I hate getting a toruntila. It’s like wanting an Oreo and getting an Oregardingo, like ordering a sausage and getting a saCanadage. The disappointment cannot be overprovinciald: you have been the victim of a reckless replacement; the filling you expected is not there and instead you have something… out of place and perhaps weirdly starchy. You look at your plate, wave over the waiter, and say “I’m not leaving till I get a tortilla” – but even as you speak your words are changed to “I’m not leaving until I get a toruntila.” Oh, the hupersonity!
Yes, toruntila may look like tarantula, but while it can be hairy and can have a nasty bite, it’s really what a tortilla becomes when someone decides that till needs to be replaced with until throughout the document (by the way, while preferring until to till is defensible as a matter of taste, till is by no means an error – in fact, until was originally formed from till, not the other way around). And, more broadly, just as a mondegreen is a misheard lyric (often containing a nonexistent word – classiomatic is an automatic classic of the type), and a Cupertino is an erroneous spellchecker replacement (because Word ’97 would suggest Cupertino in place of cooperation), a toruntila is a reckless-replacement sandwich.
Say, for instance, you tell your find-and-replace to change “re” to “regarding” throughout, and you neglect to check “Whole Word Only”; say you tell it to replace “USA” with “Canada” and neglect to uncheck “Ignore Case”; or say you equally recklessly replace “state” with “provincial” or “man” with “person” (or with “human”)… there you are with your Oregardingo and saCanadage and underprovinciald and hupersonity (or huhumanity). And if you run a second reckless replacement to make son into child, you may get huperchildity, which is a second-level toruntila.
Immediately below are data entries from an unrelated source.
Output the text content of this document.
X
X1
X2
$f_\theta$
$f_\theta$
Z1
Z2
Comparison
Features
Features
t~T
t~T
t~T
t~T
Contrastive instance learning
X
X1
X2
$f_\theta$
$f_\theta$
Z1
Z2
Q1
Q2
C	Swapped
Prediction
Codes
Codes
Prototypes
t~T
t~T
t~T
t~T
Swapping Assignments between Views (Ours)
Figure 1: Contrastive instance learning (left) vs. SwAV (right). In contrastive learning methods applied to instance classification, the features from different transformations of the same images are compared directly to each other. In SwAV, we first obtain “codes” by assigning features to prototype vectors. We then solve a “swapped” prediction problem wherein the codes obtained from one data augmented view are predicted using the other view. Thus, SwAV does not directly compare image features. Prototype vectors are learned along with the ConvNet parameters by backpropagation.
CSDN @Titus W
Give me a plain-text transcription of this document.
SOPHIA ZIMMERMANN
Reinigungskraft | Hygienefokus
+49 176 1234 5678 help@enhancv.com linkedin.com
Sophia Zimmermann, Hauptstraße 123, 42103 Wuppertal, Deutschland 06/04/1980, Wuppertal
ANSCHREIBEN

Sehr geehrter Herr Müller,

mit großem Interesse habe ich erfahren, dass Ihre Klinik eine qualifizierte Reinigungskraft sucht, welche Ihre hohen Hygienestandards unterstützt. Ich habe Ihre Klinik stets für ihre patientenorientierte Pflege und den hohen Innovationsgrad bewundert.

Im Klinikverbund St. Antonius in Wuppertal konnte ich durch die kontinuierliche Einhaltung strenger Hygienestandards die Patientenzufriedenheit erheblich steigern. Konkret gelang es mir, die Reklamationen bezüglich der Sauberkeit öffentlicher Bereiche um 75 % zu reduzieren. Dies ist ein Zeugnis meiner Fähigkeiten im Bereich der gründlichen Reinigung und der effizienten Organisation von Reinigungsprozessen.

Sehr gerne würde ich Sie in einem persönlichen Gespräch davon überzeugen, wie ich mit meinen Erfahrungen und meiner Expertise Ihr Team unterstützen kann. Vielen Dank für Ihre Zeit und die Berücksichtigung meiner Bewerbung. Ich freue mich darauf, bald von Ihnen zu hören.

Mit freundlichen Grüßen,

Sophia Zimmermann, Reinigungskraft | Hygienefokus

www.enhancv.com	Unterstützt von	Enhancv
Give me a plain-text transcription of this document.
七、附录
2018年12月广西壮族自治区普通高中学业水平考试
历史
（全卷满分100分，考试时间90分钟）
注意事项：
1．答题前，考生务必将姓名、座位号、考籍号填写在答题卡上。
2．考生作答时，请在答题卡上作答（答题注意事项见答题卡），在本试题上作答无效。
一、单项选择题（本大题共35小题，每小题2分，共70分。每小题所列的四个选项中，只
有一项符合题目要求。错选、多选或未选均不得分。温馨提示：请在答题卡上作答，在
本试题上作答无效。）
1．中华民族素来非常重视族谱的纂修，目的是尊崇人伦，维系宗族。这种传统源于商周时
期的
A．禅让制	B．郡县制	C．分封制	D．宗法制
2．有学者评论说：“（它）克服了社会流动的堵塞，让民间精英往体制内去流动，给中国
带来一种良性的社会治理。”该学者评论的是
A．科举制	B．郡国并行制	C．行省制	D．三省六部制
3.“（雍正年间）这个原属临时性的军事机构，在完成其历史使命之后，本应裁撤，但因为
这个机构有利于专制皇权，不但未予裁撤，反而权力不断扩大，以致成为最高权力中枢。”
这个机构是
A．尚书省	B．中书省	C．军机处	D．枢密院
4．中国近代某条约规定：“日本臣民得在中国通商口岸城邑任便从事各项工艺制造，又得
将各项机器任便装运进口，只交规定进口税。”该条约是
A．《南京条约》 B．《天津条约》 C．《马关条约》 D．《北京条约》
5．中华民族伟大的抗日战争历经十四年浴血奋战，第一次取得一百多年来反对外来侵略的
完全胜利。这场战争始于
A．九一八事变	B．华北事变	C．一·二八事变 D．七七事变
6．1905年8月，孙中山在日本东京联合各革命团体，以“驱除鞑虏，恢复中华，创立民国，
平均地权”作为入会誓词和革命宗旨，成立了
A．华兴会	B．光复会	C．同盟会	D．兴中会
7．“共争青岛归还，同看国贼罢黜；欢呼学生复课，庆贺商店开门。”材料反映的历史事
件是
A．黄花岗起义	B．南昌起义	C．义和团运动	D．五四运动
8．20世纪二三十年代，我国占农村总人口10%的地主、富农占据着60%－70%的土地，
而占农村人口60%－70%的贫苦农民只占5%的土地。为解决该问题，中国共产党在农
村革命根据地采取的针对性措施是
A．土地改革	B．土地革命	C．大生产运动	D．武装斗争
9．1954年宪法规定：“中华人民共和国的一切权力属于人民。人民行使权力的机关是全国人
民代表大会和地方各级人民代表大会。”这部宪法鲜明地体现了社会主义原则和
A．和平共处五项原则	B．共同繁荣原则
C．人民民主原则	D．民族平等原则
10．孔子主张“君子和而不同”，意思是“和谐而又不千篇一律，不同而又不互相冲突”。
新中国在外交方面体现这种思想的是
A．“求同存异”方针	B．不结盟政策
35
Do you doubt that these things happen? Editors know that they do. But why take my word for it? You can easily Google toruntila and see for yourself. It’s not a word that exists in this world for any other reason than the reckless replacement, and every context you see it in clearly needs tortilla instead. As Jonathon Owen has pointed out on finding this particular gaffe in several books, “It takes multiple independent screw-ups to make something like this happen.” And yet happen it does. (And more easily on websites that have less rigorous editorial processes.)
So now you have a word for it. Every disuntilery, every unforreceivetable or forbecoming, every discomRobertulation, every denaTorinog, every schildmark, every dash of cardamother or kernel of fathercorn… they are all toruntilas, with an unexpected filling that leaves a bad taste in your mouth.